- Episode no.: Season 1 Episode 5
- Directed by: Jamie Babbit
- Written by: Julie Rottenberg and Elisa Zuritsky
- Original air date: March 5, 2012

Guest appearances
- Neal Bledsoe as John Goodwin; Will Chase as Michael Swift; Leslie Odom, Jr. as Sam Strickland; Emory Cohen as Leo Houston; Charlie Semine as Mr. Denby; Nitya Vidyasagar as Jill Abrams;

Episode chronology
| ← Previous "The Cost of Art" | Next → "Chemistry" |
- Smash (season 1)

= Let's Be Bad =

"Let's Be Bad" is the fifth episode of the American television series, Smash. The episode aired on March 5, 2012.

==Plot==
Karen (Katharine McPhee) performs at a government party; tensions between Michael (guest star Will Chase) and Julia (Debra Messing) increase; Eileen (Anjelica Huston) becomes associated with Ellis (Jamie Cepero); Ivy's (Megan Hilty) romantic relationship with Derek (Jack Davenport) hits a bump in the road.

==Production==
Recurring guest stars include Neal Bledsoe as Tom's boyfriend John Goodwin, Will Chase as actor Michael Swift, Leslie Odom, Jr. as Ivy's ensemble friend Sam Strickland, and Emory Cohen as Julia and Frank's son Leo Houston.

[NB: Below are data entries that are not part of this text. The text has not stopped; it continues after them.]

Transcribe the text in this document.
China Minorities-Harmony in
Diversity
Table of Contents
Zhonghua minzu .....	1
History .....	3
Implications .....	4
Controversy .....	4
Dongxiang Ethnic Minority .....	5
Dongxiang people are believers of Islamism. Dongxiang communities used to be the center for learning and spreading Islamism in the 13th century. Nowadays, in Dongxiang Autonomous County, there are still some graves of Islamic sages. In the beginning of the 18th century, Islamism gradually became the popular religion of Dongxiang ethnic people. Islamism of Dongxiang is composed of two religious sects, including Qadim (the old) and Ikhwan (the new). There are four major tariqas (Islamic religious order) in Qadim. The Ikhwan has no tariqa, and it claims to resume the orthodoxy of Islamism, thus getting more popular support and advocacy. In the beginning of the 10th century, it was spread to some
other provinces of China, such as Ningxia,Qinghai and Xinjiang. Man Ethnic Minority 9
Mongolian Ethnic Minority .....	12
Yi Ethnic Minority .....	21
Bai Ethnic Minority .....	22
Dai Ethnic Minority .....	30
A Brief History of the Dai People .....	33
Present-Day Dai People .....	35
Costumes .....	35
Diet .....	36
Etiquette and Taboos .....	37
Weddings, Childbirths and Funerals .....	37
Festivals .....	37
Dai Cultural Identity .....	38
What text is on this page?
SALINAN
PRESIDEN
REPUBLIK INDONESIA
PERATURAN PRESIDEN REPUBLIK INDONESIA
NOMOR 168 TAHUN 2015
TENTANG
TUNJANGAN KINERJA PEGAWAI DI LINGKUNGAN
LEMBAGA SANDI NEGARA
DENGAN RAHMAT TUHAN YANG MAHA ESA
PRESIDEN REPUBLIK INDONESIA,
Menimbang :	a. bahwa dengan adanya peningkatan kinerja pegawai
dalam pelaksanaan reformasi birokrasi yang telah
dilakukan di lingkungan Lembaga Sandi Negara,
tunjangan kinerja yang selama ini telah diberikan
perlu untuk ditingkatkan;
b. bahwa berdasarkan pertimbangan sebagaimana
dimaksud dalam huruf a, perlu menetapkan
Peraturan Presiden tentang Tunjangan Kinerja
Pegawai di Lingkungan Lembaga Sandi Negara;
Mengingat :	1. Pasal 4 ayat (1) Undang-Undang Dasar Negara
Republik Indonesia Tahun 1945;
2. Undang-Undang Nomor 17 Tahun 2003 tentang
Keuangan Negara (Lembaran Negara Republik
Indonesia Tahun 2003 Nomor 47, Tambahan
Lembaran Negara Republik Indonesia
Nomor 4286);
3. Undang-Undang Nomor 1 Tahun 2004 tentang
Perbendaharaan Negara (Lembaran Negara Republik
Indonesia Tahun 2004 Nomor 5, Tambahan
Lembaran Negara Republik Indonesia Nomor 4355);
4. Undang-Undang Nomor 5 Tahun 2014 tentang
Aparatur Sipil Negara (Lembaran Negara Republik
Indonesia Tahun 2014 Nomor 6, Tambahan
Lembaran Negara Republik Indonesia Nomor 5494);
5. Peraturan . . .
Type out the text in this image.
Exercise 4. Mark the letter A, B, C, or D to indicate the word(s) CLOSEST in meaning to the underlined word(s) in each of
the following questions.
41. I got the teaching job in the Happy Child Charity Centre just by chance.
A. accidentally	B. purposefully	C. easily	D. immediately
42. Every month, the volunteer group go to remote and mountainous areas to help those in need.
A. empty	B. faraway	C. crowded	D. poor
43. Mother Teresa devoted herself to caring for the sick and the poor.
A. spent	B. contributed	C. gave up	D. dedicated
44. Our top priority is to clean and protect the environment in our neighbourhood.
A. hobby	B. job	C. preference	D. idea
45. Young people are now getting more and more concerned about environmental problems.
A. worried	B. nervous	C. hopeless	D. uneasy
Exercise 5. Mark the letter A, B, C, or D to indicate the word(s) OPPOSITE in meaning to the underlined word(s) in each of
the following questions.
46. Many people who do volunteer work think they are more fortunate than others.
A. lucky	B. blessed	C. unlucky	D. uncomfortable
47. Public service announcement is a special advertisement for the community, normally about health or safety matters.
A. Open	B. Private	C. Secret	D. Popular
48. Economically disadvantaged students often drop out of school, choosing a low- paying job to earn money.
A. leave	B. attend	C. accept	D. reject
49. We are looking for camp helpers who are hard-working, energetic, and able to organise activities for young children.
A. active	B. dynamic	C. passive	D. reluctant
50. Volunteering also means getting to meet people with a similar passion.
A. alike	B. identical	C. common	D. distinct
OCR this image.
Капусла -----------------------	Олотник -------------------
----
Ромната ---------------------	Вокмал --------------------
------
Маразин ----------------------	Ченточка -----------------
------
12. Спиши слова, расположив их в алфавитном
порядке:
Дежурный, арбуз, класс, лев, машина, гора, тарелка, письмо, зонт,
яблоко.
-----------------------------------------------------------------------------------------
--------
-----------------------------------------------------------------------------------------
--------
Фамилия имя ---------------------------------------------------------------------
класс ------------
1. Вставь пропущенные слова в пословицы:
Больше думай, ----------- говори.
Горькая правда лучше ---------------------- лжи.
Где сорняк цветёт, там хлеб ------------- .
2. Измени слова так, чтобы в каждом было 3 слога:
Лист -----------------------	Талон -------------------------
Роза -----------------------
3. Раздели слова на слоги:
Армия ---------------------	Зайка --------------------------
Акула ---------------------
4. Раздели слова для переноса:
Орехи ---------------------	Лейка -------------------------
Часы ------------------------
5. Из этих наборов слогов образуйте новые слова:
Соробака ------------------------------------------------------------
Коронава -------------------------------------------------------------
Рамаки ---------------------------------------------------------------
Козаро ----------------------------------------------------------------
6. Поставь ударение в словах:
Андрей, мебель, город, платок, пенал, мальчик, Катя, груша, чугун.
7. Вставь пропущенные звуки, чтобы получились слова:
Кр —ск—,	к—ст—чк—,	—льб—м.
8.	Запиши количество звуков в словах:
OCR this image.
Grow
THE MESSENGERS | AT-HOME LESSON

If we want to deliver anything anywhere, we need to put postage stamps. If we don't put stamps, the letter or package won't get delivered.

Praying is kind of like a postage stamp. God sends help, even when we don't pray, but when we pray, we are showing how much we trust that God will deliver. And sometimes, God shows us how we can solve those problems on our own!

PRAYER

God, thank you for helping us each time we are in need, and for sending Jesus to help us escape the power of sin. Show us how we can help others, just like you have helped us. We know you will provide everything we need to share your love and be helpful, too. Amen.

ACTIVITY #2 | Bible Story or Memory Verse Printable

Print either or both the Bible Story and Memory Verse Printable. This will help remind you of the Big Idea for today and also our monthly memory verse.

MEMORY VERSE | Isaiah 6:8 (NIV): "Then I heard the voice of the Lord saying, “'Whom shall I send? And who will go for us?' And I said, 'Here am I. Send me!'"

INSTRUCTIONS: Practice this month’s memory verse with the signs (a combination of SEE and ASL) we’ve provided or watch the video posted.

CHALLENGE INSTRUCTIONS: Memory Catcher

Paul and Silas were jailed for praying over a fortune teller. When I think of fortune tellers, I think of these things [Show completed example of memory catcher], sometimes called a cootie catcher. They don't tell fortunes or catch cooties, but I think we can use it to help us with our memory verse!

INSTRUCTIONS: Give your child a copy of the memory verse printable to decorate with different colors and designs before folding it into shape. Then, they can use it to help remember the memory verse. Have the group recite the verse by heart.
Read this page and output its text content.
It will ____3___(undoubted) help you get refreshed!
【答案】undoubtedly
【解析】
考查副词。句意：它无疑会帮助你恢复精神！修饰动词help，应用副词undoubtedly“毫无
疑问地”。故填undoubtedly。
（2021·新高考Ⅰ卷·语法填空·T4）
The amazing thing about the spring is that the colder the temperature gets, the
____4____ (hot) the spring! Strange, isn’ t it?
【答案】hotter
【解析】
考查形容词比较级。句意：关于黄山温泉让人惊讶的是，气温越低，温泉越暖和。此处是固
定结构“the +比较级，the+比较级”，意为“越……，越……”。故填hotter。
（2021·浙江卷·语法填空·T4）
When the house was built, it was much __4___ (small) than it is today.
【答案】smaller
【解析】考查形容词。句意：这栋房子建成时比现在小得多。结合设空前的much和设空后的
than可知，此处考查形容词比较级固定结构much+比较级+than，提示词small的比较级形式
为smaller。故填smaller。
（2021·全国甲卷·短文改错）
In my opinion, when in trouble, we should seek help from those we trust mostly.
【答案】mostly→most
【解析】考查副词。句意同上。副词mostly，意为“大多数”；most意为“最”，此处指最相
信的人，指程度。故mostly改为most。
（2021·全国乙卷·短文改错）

Among the songs appearing in the episode are the original title number from the episode performed by Megan Hilty and the cast of Marilyn, Katharine McPhee's cover of James Brown's "It's a Man's Man's Man's World" and Donny Hathaway's "A Song for You" performed by Chase. All three songs were released as singles on March 5, 2012.

==Ratings==
The episode saw a 17% increase in ratings from the previous week. It had an 18-49 rating of 2.7/7 and was seen by 7.76 million viewers and was first in its timeslot. With the Live+7 DVR viewing added, the episode was seen with a total of 10.22 million viewers and achieved a 3.8 rating in 18-49 demographics.

==Accolades==
Smash won a 2012 Primetime Emmy Award for Josh Bergasse for choreography. The choreography for the song "Lets Be Bad"'s performance was one of the routines that were part of the show's submission in the Choreography category.